Docker has announced that it is finally going to actually enforce container pull limits for non-paying users. The policy announcement came in a blog post by Docker VP of Products Donnie Berkholz.

The company will limit anonymous users to 100 container image requests per six hours. Authenticated free users can make 200 image requests per six hours. At that point, anyone who has not yet encountered the limits can reasonably conclude that their current usage of docker pulls is in that 98.5% of unaffected Docker Hub users, according to Berkholtz.

New rules mark a progressive policy evolution

Docker announced the pull limit plan in August with an effective date of November 1, explained Berkholtz.

The limit decree comes after the company used a “progressive enforcement” policy for the first half of November (2-18). Under that policy the company permitted higher pull rates but sought to inform users when they were over-quota.

During this run-up period, and possibly because of the impending limit rules, AWS announced that it would launch its own container registry, as an alternative to Docker.

Limit enforcement impacts only a few

The company also maintains that “roughly 30% of all downloads on Docker Hub come from only 1% of their anonymous users.

“That excessive usage by just 1%–2% of our users results not only in an unsustainable model for Docker but also slows performance for the other 98%–99% of the 11.3 million developers, CI services, and other platforms using Docker Hub every month,” said Berkholtz.

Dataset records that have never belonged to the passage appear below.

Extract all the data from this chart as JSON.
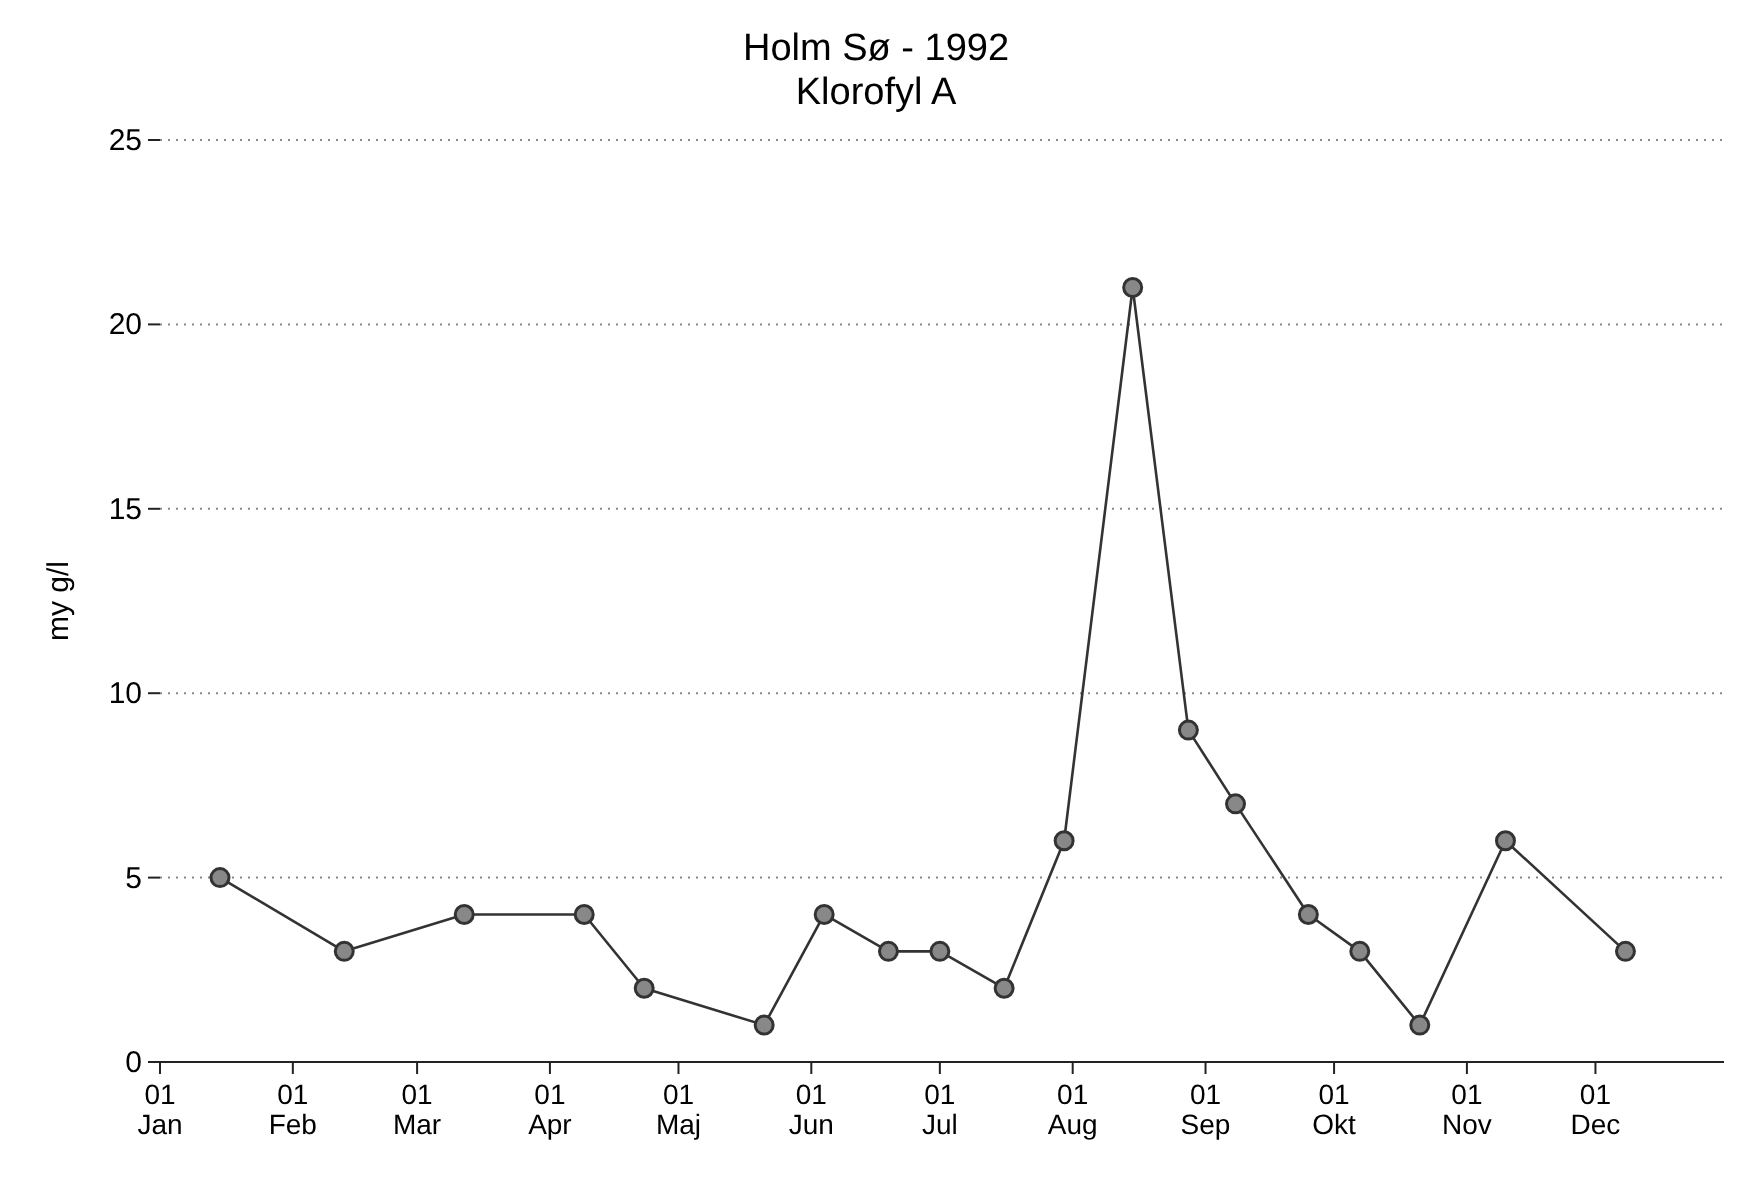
{
  "chart_data": {
    "type": "line",
    "title": "Holm Sø - 1992",
    "subtitle": "Klorofyl A",
    "ylabel": "my g/l",
    "x": [
      "1992-01-15",
      "1992-02-13",
      "1992-03-12",
      "1992-04-09",
      "1992-04-23",
      "1992-05-21",
      "1992-06-04",
      "1992-06-19",
      "1992-07-01",
      "1992-07-16",
      "1992-07-30",
      "1992-08-15",
      "1992-08-28",
      "1992-09-08",
      "1992-09-25",
      "1992-10-07",
      "1992-10-21",
      "1992-11-10",
      "1992-12-08"
    ],
    "series": [
      {
        "color": "#333333",
        "values": [
          5,
          3,
          4,
          4,
          2,
          1,
          4,
          3,
          3,
          2,
          6,
          21,
          9,
          7,
          4,
          3,
          1,
          6,
          3
        ]
      }
    ],
    "xlim": [
      "1992-01-01",
      "1992-12-31"
    ],
    "xticks": [
      {
        "value": "1992-01-01",
        "label": "01 Jan"
      },
      {
        "value": "1992-02-01",
        "label": "01 Feb"
      },
      {
        "value": "1992-03-01",
        "label": "01 Mar"
      },
      {
        "value": "1992-04-01",
        "label": "01 Apr"
      },
      {
        "value": "1992-05-01",
        "label": "01 Maj"
      },
      {
        "value": "1992-06-01",
        "label": "01 Jun"
      },
      {
        "value": "1992-07-01",
        "label": "01 Jul"
      },
      {
        "value": "1992-08-01",
        "label": "01 Aug"
      },
      {
        "value": "1992-09-01",
        "label": "01 Sep"
      },
      {
        "value": "1992-10-01",
        "label": "01 Okt"
      },
      {
        "value": "1992-11-01",
        "label": "01 Nov"
      },
      {
        "value": "1992-12-01",
        "label": "01 Dec"
      }
    ],
    "ylim": [
      0,
      25
    ],
    "yticks": [
      0,
      5,
      10,
      15,
      20,
      25
    ],
    "grid": "y",
    "marker": "circle",
    "line_style": "solid"
  }
}
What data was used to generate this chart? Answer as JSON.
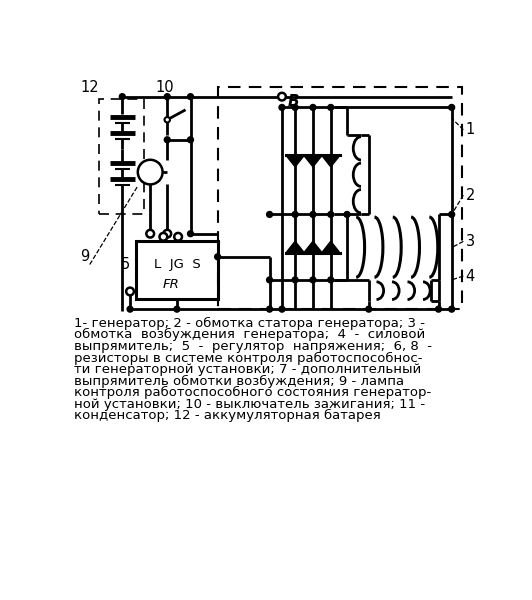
{
  "bg_color": "#ffffff",
  "caption_lines": [
    "1- генератор; 2 - обмотка статора генератора; 3 -",
    "обмотка  возбуждения  генератора;  4  -  силовой",
    "выпрямитель;  5  -  регулятор  напряжения;  6, 8  -",
    "резисторы в системе контроля работоспособнос-",
    "ти генераторной установки; 7 - дополнительный",
    "выпрямитель обмотки возбуждения; 9 - лампа",
    "контроля работоспособного состояния генератор-",
    "ной установки; 10 - выключатель зажигания; 11 -",
    "конденсатор; 12 - аккумуляторная батарея"
  ],
  "caption_fontsize": 9.5
}
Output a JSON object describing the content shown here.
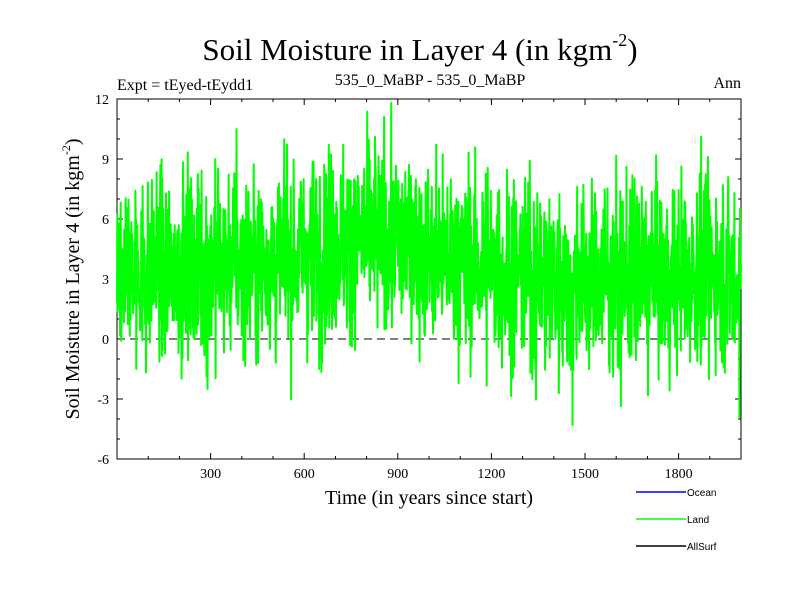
{
  "chart_data": {
    "type": "line",
    "title": "Soil Moisture in Layer 4 (in kgm",
    "title_sup": "-2",
    "title_tail": ")",
    "subtitle_left": "Expt = tEyed-tEydd1",
    "subtitle_center": "535_0_MaBP - 535_0_MaBP",
    "subtitle_right": "Ann",
    "xlabel": "Time (in years since start)",
    "ylabel": "Soil Moisture in Layer 4 (in kgm",
    "ylabel_sup": "-2",
    "ylabel_tail": ")",
    "xlim": [
      0,
      2000
    ],
    "ylim": [
      -6,
      12
    ],
    "xticks": [
      300,
      600,
      900,
      1200,
      1500,
      1800
    ],
    "xtick_labels": [
      "300",
      "600",
      "900",
      "1200",
      "1500",
      "1800"
    ],
    "yticks": [
      -6,
      -3,
      0,
      3,
      6,
      9,
      12
    ],
    "ytick_labels": [
      "-6",
      "-3",
      "0",
      "3",
      "6",
      "9",
      "12"
    ],
    "zero_line": 0,
    "series": [
      {
        "name": "Ocean",
        "color": "#0000ff",
        "values": []
      },
      {
        "name": "Land",
        "color": "#00ff00",
        "noise_amplitude": 2.3,
        "values_mean_by_century": [
          3.5,
          3.3,
          3.6,
          3.8,
          4.0,
          3.9,
          4.3,
          4.6,
          5.0,
          5.1,
          4.2,
          3.9,
          3.6,
          3.2,
          2.9,
          3.0,
          3.1,
          3.0,
          3.2,
          3.6,
          3.0
        ],
        "extremes": [
          {
            "x": 856,
            "y": 11.1
          },
          {
            "x": 383,
            "y": 10.5
          },
          {
            "x": 1460,
            "y": -4.3
          },
          {
            "x": 1995,
            "y": -3.9
          },
          {
            "x": 290,
            "y": -2.5
          }
        ]
      },
      {
        "name": "AllSurf",
        "color": "#000000",
        "values": []
      }
    ]
  }
}
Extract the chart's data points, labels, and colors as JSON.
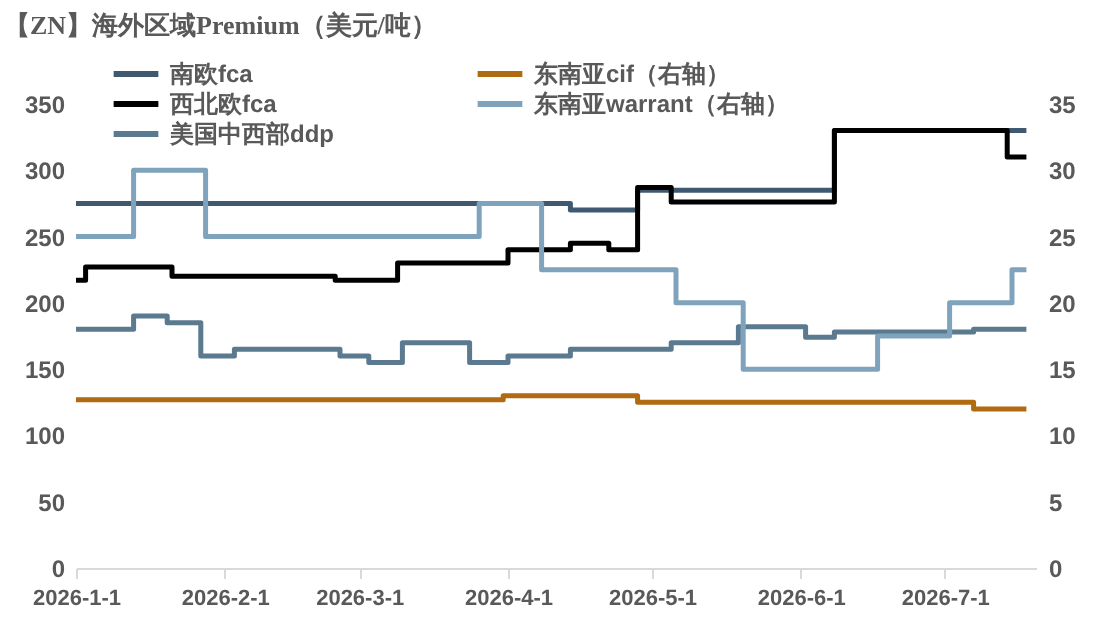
{
  "chart_data": {
    "type": "step",
    "title": "【ZN】海外区域Premium（美元/吨）",
    "xlim": [
      "2026-01-01",
      "2026-07-20"
    ],
    "xticks": [
      {
        "value": "2026-01-01",
        "label": "2026-1-1"
      },
      {
        "value": "2026-02-01",
        "label": "2026-2-1"
      },
      {
        "value": "2026-03-01",
        "label": "2026-3-1"
      },
      {
        "value": "2026-04-01",
        "label": "2026-4-1"
      },
      {
        "value": "2026-05-01",
        "label": "2026-5-1"
      },
      {
        "value": "2026-06-01",
        "label": "2026-6-1"
      },
      {
        "value": "2026-07-01",
        "label": "2026-7-1"
      }
    ],
    "ylim": [
      0,
      350
    ],
    "yticks": [
      0,
      50,
      100,
      150,
      200,
      250,
      300,
      350
    ],
    "y2lim": [
      0,
      35
    ],
    "y2ticks": [
      0,
      5,
      10,
      15,
      20,
      25,
      30,
      35
    ],
    "grid": false,
    "legend": "top",
    "marker": "none",
    "line_style": "solid",
    "series": [
      {
        "name": "南欧fca",
        "color": "#3f5a70",
        "x": [
          "2026-01-01",
          "2026-04-14",
          "2026-04-28",
          "2026-06-08",
          "2026-07-18"
        ],
        "values": [
          275,
          270,
          285,
          330,
          330
        ]
      },
      {
        "name": "东南亚cif（右轴）",
        "color": "#b06a10",
        "axis": "y2",
        "x": [
          "2026-01-01",
          "2026-03-31",
          "2026-04-28",
          "2026-07-07",
          "2026-07-18"
        ],
        "values": [
          12.7,
          13,
          12.5,
          12,
          12
        ]
      },
      {
        "name": "西北欧fca",
        "color": "#000000",
        "x": [
          "2026-01-01",
          "2026-01-03",
          "2026-01-21",
          "2026-02-24",
          "2026-03-09",
          "2026-04-01",
          "2026-04-14",
          "2026-04-22",
          "2026-04-28",
          "2026-05-05",
          "2026-06-08",
          "2026-07-14",
          "2026-07-18"
        ],
        "values": [
          217,
          227,
          220,
          217,
          230,
          240,
          245,
          240,
          287,
          276,
          330,
          310,
          310
        ]
      },
      {
        "name": "东南亚warrant（右轴）",
        "color": "#7fa3bc",
        "axis": "y2",
        "x": [
          "2026-01-01",
          "2026-01-13",
          "2026-01-28",
          "2026-03-26",
          "2026-04-08",
          "2026-05-06",
          "2026-05-20",
          "2026-06-17",
          "2026-07-02",
          "2026-07-15",
          "2026-07-18"
        ],
        "values": [
          25,
          30,
          25,
          27.5,
          22.5,
          20,
          15,
          17.5,
          20,
          22.5,
          22.5
        ]
      },
      {
        "name": "美国中西部ddp",
        "color": "#5b7a90",
        "x": [
          "2026-01-01",
          "2026-01-13",
          "2026-01-20",
          "2026-01-27",
          "2026-02-03",
          "2026-02-25",
          "2026-03-03",
          "2026-03-10",
          "2026-03-24",
          "2026-04-01",
          "2026-04-14",
          "2026-05-05",
          "2026-05-19",
          "2026-06-02",
          "2026-06-08",
          "2026-07-07",
          "2026-07-18"
        ],
        "values": [
          180,
          190,
          185,
          160,
          165,
          160,
          155,
          170,
          155,
          160,
          165,
          170,
          182,
          174,
          178,
          180,
          180
        ]
      }
    ]
  }
}
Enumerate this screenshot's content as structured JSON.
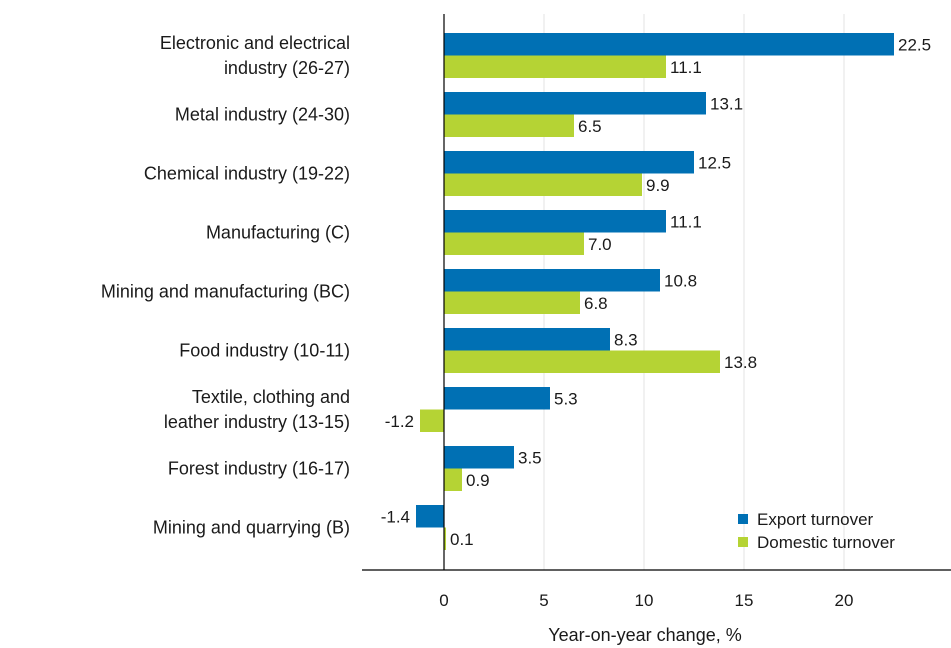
{
  "chart_data": {
    "type": "bar",
    "orientation": "horizontal",
    "categories": [
      [
        "Electronic and electrical",
        "industry (26-27)"
      ],
      [
        "Metal industry (24-30)"
      ],
      [
        "Chemical industry (19-22)"
      ],
      [
        "Manufacturing (C)"
      ],
      [
        "Mining and manufacturing (BC)"
      ],
      [
        "Food industry (10-11)"
      ],
      [
        "Textile, clothing and",
        "leather industry (13-15)"
      ],
      [
        "Forest industry (16-17)"
      ],
      [
        "Mining and quarrying (B)"
      ]
    ],
    "series": [
      {
        "name": "Export turnover",
        "color": "#0070b4",
        "values": [
          22.5,
          13.1,
          12.5,
          11.1,
          10.8,
          8.3,
          5.3,
          3.5,
          -1.4
        ]
      },
      {
        "name": "Domestic turnover",
        "color": "#b5d334",
        "values": [
          11.1,
          6.5,
          9.9,
          7.0,
          6.8,
          13.8,
          -1.2,
          0.9,
          0.1
        ]
      }
    ],
    "xlabel": "Year-on-year change, %",
    "xlim": [
      -4,
      25
    ],
    "xticks": [
      0,
      5,
      10,
      15,
      20
    ],
    "grid": "vertical",
    "legend": "bottom-right"
  }
}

Docker expects the new limit policy to affect only 1.5% of daily unique IP addresses. This equates to roughly 40,000 IPs in total, out of more than 2 million IPs that pull from Docker Hub every day. The other 98.5% of IPs using Docker Hub can carry on unaffected, he claimed. In fact, Berkholtz predicted they would receive improved performance as the heaviest users decreased.

Keeping their eyes on the prize

The whole reason behind the new pull limits is to put Docker on a path to financial sustainability. “Our goal is to ensure that Docker becomes sustainable for the long term, while continuing to offer developers 100% free tools to build, share, and run their applications,” Berkholtz explained.